I’m not going to take on the arguments about whether the plaintiffs enjoyed legal standing or gerrymandering is justiciable. Let me focus on the court’s proposition that the map in question violates three important elements of the state’s constitution: Its “equal protection,” “free elections,” and “free speech” and related “free assembly” provisions.
First: How does a partisan gerrymandering treat voters unequally? Everyone gets one vote. All voters in the jurisdiction get the same ballot. Of course, outcomes are always unequal, some voters will select winners, others losers regardless of the district’s composition.
In fact, if voting rights are so sacred and should be weighted equally, the U.S. Supreme Court needs to reverse its 2016 ruling in Evenwel v. Abbot. In this case it upheld legislative districts should be the same size by total population, not number of eligible voters. This is how you “dilute” votes.

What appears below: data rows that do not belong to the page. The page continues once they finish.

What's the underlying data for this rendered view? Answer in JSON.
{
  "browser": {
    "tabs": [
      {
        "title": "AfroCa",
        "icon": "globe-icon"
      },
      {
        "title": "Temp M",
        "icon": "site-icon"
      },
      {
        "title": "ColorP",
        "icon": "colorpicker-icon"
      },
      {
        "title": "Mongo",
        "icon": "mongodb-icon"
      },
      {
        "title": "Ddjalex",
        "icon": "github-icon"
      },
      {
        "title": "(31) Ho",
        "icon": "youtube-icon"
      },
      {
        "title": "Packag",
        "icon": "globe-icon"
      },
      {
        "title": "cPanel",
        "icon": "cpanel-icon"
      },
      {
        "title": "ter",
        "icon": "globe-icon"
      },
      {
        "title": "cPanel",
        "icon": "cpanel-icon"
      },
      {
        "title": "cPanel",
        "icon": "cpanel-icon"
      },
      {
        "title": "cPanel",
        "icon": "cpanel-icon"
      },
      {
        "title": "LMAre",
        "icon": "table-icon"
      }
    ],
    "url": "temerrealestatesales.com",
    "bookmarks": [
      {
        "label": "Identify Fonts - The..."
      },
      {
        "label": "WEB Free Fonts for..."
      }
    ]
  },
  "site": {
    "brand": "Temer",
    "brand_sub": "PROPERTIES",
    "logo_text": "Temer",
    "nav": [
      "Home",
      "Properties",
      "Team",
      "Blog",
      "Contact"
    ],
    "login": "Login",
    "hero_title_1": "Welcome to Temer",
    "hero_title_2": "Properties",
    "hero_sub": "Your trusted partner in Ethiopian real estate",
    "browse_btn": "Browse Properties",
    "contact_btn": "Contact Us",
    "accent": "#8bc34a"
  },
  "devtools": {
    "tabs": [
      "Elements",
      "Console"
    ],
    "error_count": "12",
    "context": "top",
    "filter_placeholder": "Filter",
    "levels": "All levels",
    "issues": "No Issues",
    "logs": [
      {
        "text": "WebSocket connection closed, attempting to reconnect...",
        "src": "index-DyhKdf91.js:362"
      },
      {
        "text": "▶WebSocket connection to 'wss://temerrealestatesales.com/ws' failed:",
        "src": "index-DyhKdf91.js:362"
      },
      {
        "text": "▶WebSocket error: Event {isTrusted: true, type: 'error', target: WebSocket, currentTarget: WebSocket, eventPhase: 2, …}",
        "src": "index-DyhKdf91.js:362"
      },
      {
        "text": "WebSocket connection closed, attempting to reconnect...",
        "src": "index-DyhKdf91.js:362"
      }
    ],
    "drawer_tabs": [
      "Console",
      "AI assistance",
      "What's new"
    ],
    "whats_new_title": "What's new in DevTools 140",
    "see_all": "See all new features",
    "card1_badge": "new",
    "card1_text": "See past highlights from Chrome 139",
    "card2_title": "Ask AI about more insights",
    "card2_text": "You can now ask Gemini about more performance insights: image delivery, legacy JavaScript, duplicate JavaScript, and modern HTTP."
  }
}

Next, all the things that seem to impinge on “free elections” as generally understood have nothing to do with gerrymandering. These include registration and voter ID requirements, interminable lines at the polls, a limited choice of candidates, and little or distorted information about the contest.
Finally, the free speech and assembly arguments are just as contorted. Any restrictions on political speech and organization — such as campaign finance rules, municipal ordinances concerning protesting, etc. — are also unrelated to map-drawing. People are of course members of political minorities all the time, just ask the Libertarians. Don’t like it? Make your party more appealing or switch allegiances.

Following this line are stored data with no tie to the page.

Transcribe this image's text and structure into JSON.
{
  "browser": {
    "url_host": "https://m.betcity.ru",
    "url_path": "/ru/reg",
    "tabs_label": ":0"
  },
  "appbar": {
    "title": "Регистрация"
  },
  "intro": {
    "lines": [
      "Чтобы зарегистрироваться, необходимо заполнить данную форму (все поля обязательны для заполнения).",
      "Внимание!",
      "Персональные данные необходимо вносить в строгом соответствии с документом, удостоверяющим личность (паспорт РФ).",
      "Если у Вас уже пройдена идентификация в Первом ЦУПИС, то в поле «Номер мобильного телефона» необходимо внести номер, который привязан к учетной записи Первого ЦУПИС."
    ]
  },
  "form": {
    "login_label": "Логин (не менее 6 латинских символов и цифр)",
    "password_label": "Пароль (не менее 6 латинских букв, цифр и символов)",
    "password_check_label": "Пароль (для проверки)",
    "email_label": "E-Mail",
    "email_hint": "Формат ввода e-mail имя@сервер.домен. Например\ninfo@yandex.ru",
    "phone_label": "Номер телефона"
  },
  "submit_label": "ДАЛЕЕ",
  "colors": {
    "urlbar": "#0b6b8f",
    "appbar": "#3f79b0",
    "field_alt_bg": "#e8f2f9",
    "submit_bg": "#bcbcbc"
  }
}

To demonstrate how these are not free, fair, or equal elections, the court used a favorite phrase of the anti-gerrymander crowd; that politicians are choosing voters rather than the other way around. I hate to be snarky, but that is what districting is. Legislators don’t choose the candidates, either. The state’s filing rules are very relaxed, and we also have primary elections for party nominees. A “sweetheart” gerrymander, one in which all incumbents regardless of party are safe and happy, is a clearer sign legislators as a class are “selecting their own voters”. As “double-bunking” — districts pitting incumbent against incumbent — and many preemptive retirements demonstrated, this was not the case with the map under consideration.
Predictably, the court fell back on a fictitious right to choose representatives in competitive elections to bring about proportional outcomes — or where the shares of a party’s seats in a legislature and total vote are roughly the same. But it showed tremendous ignorance of how to produce such a system. The concepts of competition and proportionality are different and often inversely correlated.

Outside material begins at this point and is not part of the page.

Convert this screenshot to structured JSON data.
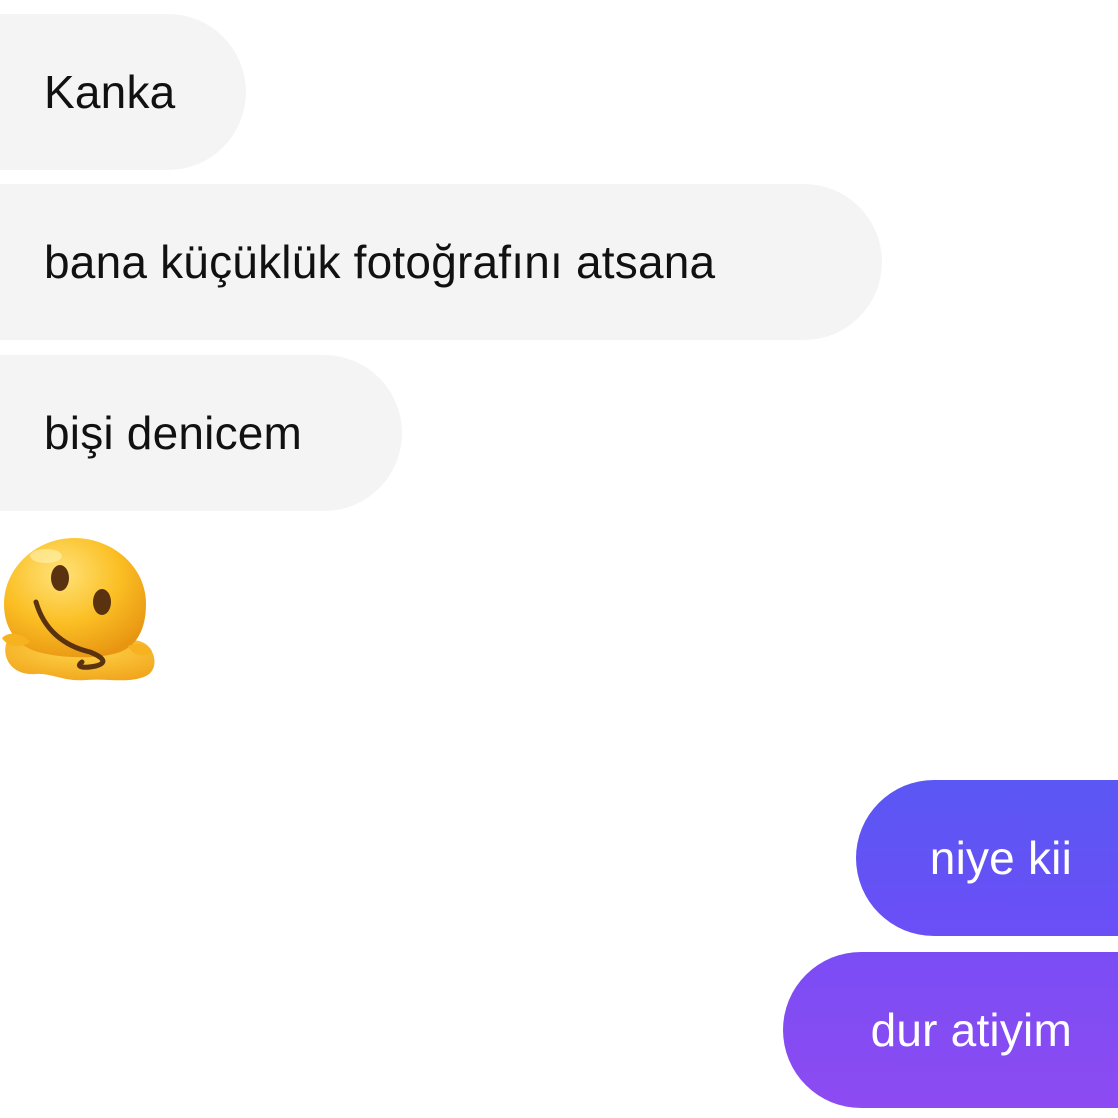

Take for example a 100-seat legislature in a state evenly divided between Democrats and Republicans. We could plausibly create 100 50-50 seats and all would be highly competitive. But a small swing toward one party might give us something close to a 100-0 legislature, in which the governing party only got, say, 53% of the vote. We can ensure total proportionately with 50 100% Democratic districts and 50 100% Republican districts. Now that’s a partisan gerrymander. By the way, does Massachusetts have free congressional elections in which Republicans regularly get about 35% of the statewide vote but no seats?
Why do the maps get blamed for the kinds of outcomes the court believes are harmful? Why don’t parties just nominate candidates appealing to a district’s voters? In the 1960s and 1970s, both Democrats and Republicans could win in just about any kind of place. The court’s allies say partisan gerrymanders cause polarization. If so, why is the U.S. Senate so polarized? In fact, homogenous districts in heterogeneous states can force the parties to run a diverse slate of candidates and therefore reach out to many different political interests.
The legislature’s motive, maligned by the court, is irrelevant as well. The district maps were legislation. Give me an example of a vote on important matters of public policy —including those affecting voting and other constitutional rights — where lawmakers aren’t driven by partisan considerations.
I find partisan gerrymanders distasteful. But the court has taken a legitimate technical definition of the practice built on solid social science and forced it into law. That is legislating from the bench. There is now a similar case against North Carolina’s congressional districts. Get ready for more.
Andy Taylor is a professor of political science at the School of International and Public Affairs at N.C. State University. He does not speak for the university.